Explain how to factor \$\displaystyle x^9 - x^6 -x^3 + 1 \$? Thanks for the help!
• Aug 9th 2012, 12:12 PM
a tutor
Re: Factoring a polynomial?
You could work with \$\displaystyle y^3-y^2-y+1\$ and notice that when y=-1 the expression is zero so that y+1 is a factor.
• Aug 9th 2012, 12:58 PM
richard1234
Re: Factoring a polynomial?
Think of it as \$\displaystyle (x^9 - x^6) - (x^3 - 1)\$

Which is equal to \$\displaystyle x^6 (x^3 - 1) - (x^3 - 1) = (x^3 - 1)(x^6 - 1)\$.

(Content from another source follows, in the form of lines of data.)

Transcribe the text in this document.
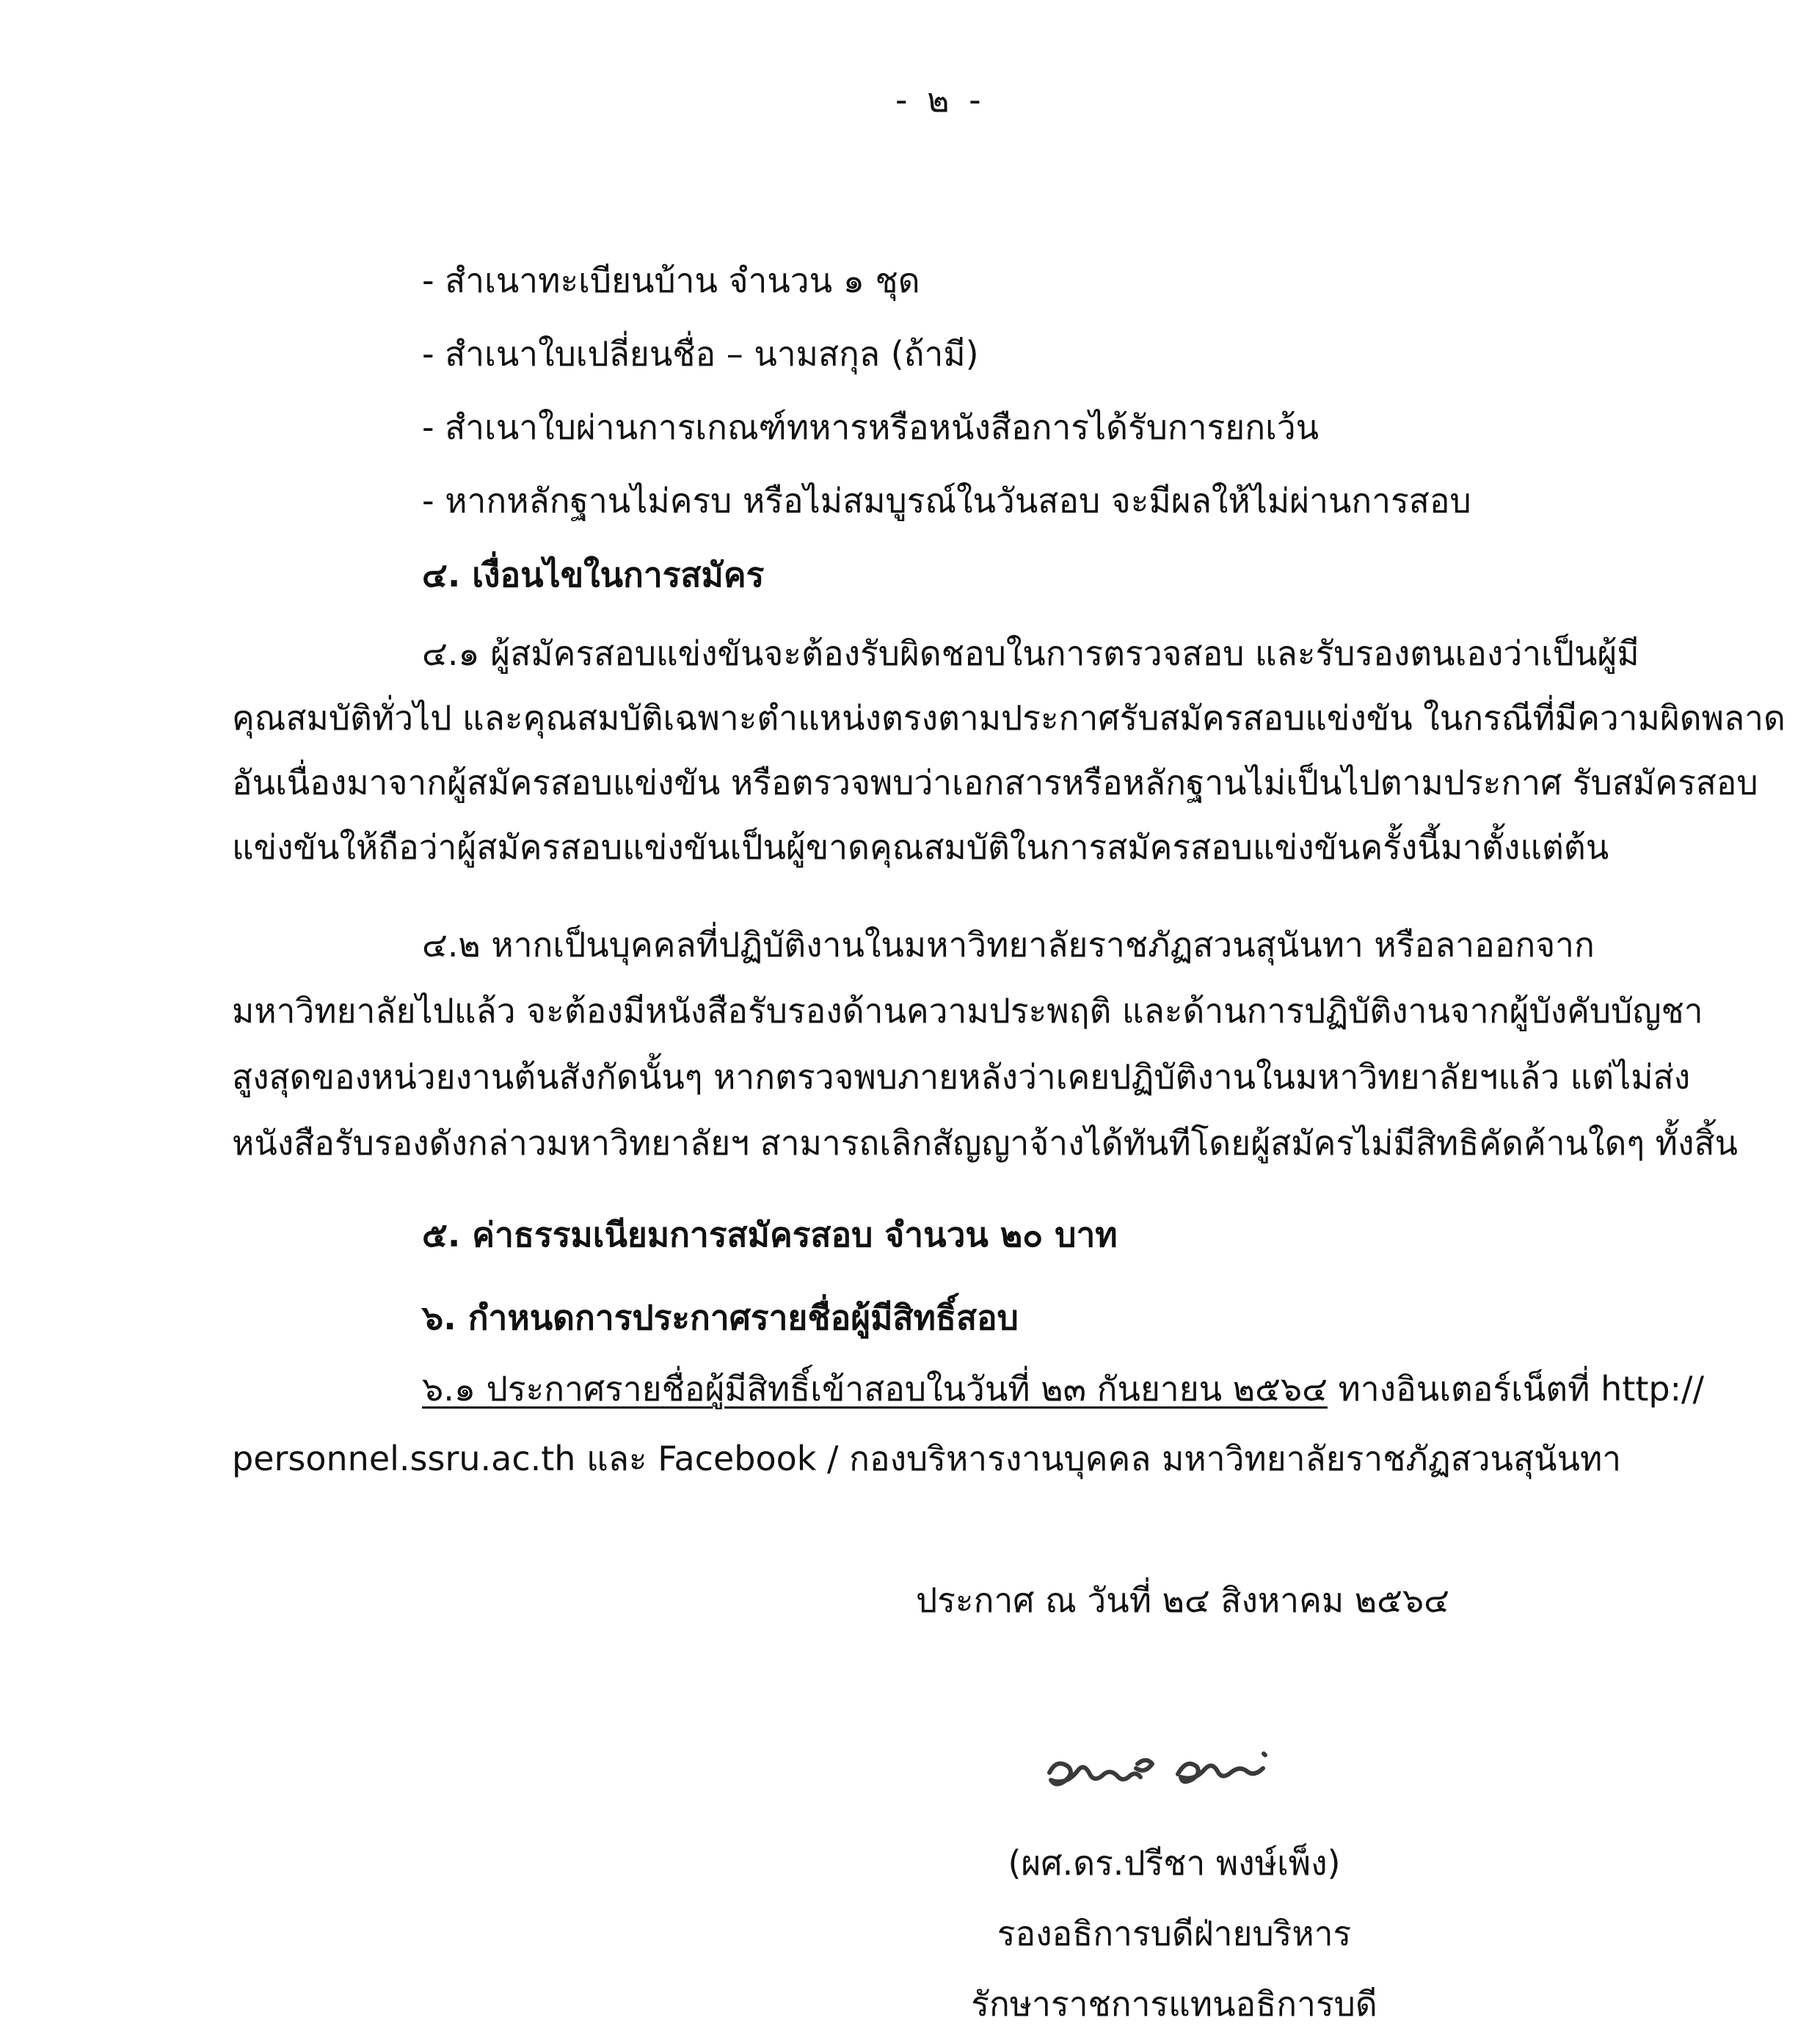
- ๒ -
- สำเนาทะเบียนบ้าน จำนวน ๑ ชุด
- สำเนาใบเปลี่ยนชื่อ – นามสกุล (ถ้ามี)
- สำเนาใบผ่านการเกณฑ์ทหารหรือหนังสือการได้รับการยกเว้น
- หากหลักฐานไม่ครบ หรือไม่สมบูรณ์ในวันสอบ จะมีผลให้ไม่ผ่านการสอบ
๔. เงื่อนไขในการสมัคร
๔.๑ ผู้สมัครสอบแข่งขันจะต้องรับผิดชอบในการตรวจสอบ และรับรองตนเองว่าเป็นผู้มี
คุณสมบัติทั่วไป และคุณสมบัติเฉพาะตำแหน่งตรงตามประกาศรับสมัครสอบแข่งขัน ในกรณีที่มีความผิดพลาด
อันเนื่องมาจากผู้สมัครสอบแข่งขัน หรือตรวจพบว่าเอกสารหรือหลักฐานไม่เป็นไปตามประกาศ รับสมัครสอบ
แข่งขันให้ถือว่าผู้สมัครสอบแข่งขันเป็นผู้ขาดคุณสมบัติในการสมัครสอบแข่งขันครั้งนี้มาตั้งแต่ต้น
๔.๒ หากเป็นบุคคลที่ปฏิบัติงานในมหาวิทยาลัยราชภัฏสวนสุนันทา หรือลาออกจาก
มหาวิทยาลัยไปแล้ว จะต้องมีหนังสือรับรองด้านความประพฤติ และด้านการปฏิบัติงานจากผู้บังคับบัญชา
สูงสุดของหน่วยงานต้นสังกัดนั้นๆ หากตรวจพบภายหลังว่าเคยปฏิบัติงานในมหาวิทยาลัยฯแล้ว แต่ไม่ส่ง
หนังสือรับรองดังกล่าวมหาวิทยาลัยฯ สามารถเลิกสัญญาจ้างได้ทันทีโดยผู้สมัครไม่มีสิทธิคัดค้านใดๆ ทั้งสิ้น
๕. ค่าธรรมเนียมการสมัครสอบ จำนวน ๒๐ บาท
๖. กำหนดการประกาศรายชื่อผู้มีสิทธิ์สอบ
๖.๑ ประกาศรายชื่อผู้มีสิทธิ์เข้าสอบในวันที่ ๒๓ กันยายน ๒๕๖๔ ทางอินเตอร์เน็ตที่ http://
personnel.ssru.ac.th และ Facebook / กองบริหารงานบุคคล มหาวิทยาลัยราชภัฏสวนสุนันทา
ประกาศ ณ วันที่ ๒๔ สิงหาคม ๒๕๖๔
(ผศ.ดร.ปรีชา พงษ์เพ็ง)
รองอธิการบดีฝ่ายบริหาร
รักษาราชการแทนอธิการบดี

That can be factored a lot more but I'll leave that to you.
• Aug 9th 2012, 04:16 PM
Mrdavid445
Re: Factoring a polynomial?
You could also use the rational root theorem, although that would take a while.
• Aug 9th 2012, 10:05 PM
richard1234
Re: Factoring a polynomial?
Quote:

Originally Posted by Mrdavid445
You could also use the rational root theorem, although that would take a while.

Yeah, it definitely would. I'd just factor it like I showed (or use a tutor's alternative solution, even though it's less intuitive).